SPD also installed cameras with blinking red and blue lights at several intersections across town, which are meant to be a visual preventative telling criminals "don't try it."

Starkville Mayor Lynn Spruill mentioned that many of these violent offenders are not from the city. Starkville's entertainment district and other features attract people from surrounding areas. As the city continues to grow, this phenomenon will continue to grow as well. Ballard said the implementation of cameras is a way to anticipate that issue and stay ahead of it.

While the police department is doing all they can to protect their community and prevent further shootings, Ballard said there are root factors that have to be addressed by other parts of society.
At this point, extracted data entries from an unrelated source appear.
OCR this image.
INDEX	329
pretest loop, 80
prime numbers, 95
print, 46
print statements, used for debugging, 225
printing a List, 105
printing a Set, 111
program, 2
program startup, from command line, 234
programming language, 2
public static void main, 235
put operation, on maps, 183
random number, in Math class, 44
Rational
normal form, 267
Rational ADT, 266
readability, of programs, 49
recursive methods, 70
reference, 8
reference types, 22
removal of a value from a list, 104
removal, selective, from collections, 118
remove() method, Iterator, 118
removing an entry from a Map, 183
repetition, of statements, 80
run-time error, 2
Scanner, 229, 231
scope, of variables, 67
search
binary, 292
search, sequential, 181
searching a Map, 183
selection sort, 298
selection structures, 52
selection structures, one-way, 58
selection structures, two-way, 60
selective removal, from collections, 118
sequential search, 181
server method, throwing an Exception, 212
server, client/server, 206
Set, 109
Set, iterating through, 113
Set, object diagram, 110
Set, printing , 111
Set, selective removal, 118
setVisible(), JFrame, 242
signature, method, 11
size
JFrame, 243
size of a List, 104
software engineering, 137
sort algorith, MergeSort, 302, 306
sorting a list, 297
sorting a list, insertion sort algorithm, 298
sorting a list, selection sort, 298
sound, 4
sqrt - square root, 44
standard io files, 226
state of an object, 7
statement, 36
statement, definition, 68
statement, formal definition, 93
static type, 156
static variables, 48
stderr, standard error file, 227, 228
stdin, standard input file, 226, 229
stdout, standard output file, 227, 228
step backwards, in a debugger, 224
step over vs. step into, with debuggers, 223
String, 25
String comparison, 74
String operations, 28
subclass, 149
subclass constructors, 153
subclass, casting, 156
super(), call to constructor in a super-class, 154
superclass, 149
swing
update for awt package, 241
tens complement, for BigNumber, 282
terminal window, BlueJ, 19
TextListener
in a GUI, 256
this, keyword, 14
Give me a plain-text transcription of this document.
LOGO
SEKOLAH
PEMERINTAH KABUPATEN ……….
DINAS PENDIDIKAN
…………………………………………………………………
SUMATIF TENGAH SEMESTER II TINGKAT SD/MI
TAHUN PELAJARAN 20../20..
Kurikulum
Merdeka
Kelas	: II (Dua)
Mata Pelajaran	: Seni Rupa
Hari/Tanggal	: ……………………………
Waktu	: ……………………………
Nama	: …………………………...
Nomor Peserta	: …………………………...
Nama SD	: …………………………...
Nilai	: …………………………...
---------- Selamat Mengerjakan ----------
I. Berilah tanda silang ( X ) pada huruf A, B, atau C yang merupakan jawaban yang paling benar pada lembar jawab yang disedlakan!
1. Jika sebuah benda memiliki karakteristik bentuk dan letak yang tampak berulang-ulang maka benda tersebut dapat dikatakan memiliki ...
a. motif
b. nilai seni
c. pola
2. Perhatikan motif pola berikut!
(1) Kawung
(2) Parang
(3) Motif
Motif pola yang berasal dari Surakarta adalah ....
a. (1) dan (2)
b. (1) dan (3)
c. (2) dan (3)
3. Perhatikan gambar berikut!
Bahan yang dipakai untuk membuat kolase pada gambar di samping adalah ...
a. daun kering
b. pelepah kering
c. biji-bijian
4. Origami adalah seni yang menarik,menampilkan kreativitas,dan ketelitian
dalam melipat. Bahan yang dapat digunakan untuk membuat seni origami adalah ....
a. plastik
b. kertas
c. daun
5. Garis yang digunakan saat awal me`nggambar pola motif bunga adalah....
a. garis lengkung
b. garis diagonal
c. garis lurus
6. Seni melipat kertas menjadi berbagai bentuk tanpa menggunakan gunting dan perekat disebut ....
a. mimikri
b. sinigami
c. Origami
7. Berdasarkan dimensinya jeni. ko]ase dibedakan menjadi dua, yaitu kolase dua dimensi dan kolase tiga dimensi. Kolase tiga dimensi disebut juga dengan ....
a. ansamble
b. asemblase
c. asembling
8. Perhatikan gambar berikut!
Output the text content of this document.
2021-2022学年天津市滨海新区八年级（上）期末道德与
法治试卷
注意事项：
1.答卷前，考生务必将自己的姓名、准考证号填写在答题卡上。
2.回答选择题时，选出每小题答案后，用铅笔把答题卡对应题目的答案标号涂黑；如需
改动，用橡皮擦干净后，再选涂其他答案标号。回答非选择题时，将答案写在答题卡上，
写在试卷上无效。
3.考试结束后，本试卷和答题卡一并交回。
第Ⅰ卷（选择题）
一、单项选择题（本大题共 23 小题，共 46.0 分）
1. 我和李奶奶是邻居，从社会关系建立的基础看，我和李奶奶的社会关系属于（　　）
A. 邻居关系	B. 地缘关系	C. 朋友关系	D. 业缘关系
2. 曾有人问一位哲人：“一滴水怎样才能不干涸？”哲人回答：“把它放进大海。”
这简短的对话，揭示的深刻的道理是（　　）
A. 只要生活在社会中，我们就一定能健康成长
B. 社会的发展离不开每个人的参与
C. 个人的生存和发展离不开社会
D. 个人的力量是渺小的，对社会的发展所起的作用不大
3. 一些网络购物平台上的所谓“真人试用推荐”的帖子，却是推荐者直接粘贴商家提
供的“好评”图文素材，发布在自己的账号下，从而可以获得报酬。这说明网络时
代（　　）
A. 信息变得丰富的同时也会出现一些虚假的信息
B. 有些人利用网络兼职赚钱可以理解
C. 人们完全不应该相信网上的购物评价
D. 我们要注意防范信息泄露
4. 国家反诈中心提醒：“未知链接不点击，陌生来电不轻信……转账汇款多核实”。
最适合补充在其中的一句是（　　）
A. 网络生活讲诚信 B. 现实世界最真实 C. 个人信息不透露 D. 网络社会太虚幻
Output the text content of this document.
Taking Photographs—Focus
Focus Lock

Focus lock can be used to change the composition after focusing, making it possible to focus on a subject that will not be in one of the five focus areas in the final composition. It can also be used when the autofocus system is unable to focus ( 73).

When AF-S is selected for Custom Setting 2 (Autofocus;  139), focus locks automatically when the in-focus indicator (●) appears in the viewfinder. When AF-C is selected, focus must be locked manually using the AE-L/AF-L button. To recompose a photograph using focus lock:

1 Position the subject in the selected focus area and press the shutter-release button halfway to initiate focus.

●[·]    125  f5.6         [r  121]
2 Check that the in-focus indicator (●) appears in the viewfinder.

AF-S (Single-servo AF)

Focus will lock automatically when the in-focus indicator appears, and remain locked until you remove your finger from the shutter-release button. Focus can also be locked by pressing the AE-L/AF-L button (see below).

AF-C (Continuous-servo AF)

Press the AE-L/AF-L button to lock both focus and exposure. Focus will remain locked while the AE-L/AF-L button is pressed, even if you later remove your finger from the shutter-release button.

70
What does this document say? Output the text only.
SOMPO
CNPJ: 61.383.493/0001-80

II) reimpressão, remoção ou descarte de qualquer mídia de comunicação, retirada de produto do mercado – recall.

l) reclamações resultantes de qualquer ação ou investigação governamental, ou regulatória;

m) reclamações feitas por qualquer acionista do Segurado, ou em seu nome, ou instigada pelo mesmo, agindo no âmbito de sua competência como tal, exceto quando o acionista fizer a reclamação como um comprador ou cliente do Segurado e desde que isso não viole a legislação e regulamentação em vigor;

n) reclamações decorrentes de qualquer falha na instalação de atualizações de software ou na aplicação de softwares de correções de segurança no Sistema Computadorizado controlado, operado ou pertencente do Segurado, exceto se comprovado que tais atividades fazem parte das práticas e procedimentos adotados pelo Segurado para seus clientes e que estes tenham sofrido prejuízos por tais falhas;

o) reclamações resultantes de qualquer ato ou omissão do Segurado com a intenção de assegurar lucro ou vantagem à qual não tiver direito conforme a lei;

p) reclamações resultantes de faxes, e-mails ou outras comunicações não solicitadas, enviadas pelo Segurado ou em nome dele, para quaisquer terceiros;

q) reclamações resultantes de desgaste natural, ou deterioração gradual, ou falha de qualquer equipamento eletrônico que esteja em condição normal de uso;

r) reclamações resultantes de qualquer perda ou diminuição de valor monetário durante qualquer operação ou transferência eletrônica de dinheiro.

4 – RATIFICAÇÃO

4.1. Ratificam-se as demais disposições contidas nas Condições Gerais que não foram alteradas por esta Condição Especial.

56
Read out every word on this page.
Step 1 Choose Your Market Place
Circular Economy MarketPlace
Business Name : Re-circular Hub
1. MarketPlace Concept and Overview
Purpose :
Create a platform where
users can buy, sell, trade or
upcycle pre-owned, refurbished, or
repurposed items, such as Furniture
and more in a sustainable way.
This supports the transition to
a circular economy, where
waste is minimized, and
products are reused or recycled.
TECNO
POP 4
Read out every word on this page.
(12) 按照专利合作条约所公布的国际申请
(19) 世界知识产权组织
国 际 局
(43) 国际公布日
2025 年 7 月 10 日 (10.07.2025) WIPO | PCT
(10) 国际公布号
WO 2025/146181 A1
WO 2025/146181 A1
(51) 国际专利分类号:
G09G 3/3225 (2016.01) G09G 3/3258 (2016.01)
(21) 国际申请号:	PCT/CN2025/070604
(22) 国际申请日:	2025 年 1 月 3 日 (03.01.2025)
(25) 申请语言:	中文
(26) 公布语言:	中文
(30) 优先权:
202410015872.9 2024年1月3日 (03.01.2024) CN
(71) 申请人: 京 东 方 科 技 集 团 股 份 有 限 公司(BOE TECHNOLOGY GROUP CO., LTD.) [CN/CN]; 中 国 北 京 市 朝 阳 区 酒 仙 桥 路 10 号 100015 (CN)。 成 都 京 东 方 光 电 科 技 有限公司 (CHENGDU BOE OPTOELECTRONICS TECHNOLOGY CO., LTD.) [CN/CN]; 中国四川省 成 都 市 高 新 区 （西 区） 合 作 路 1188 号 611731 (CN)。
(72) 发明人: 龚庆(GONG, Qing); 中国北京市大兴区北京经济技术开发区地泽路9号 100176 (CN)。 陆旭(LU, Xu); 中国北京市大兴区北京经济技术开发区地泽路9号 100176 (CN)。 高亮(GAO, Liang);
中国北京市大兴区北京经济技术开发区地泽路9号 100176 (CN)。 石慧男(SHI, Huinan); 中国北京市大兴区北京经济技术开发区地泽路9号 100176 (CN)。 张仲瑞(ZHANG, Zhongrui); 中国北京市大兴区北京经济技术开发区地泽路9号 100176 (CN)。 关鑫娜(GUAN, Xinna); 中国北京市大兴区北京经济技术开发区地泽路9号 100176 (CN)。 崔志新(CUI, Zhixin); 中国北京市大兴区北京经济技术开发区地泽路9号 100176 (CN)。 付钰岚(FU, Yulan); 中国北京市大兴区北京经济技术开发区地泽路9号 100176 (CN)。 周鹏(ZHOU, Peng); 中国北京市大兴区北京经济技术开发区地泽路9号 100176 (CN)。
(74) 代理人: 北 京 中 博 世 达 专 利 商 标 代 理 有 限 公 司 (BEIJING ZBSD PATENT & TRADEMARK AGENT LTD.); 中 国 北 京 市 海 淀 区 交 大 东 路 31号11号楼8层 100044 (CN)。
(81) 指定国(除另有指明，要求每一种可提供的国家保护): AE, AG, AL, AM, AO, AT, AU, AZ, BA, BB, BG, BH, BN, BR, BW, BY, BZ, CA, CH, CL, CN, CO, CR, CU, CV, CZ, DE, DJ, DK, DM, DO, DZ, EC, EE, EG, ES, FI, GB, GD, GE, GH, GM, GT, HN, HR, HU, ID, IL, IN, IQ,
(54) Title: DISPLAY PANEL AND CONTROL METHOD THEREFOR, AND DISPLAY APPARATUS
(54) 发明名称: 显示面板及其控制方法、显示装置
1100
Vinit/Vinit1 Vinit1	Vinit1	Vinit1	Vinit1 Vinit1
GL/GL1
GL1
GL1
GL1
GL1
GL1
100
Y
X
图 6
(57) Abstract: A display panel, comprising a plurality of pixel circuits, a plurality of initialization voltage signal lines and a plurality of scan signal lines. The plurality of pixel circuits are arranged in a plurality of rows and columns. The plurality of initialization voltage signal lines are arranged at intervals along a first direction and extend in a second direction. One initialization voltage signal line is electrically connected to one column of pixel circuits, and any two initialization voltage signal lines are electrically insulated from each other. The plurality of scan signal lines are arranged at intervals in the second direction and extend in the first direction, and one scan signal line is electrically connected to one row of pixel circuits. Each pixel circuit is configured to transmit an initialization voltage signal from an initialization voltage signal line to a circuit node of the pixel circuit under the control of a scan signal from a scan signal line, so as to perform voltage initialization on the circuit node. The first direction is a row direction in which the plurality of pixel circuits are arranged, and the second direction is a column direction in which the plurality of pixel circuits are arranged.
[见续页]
"We're limited as just a profession in what we can do, because there's so many bigger issues that it can't fall just on the shoulders of law enforcement itself," Ballard said.

Education, especially on the dangers of drugs and addiction, can go a long way in removing one of the factors that so often contributes to violence.

Spruill said through investment in the police force and cooperation with local businesses, Starkville is constantly working to minimize any threat to its citizens.

"We are doing everything we can to make sure that our citizens feel safe and that our presence is felt and that those who are coming into town to do things that are contrary to the best interest of our citizens are going to be caught and dealt with and swiftly," Spruill said.

Ballard said even students can get involved in fostering a safer community. 

"I think that there's a lot of opportunity, especially the resources and the talents that the students bring for mentorship, especially within our local school system, our local community, groups that are out there … Secure your weapons, get involved, be a part of the solution," Ballard said.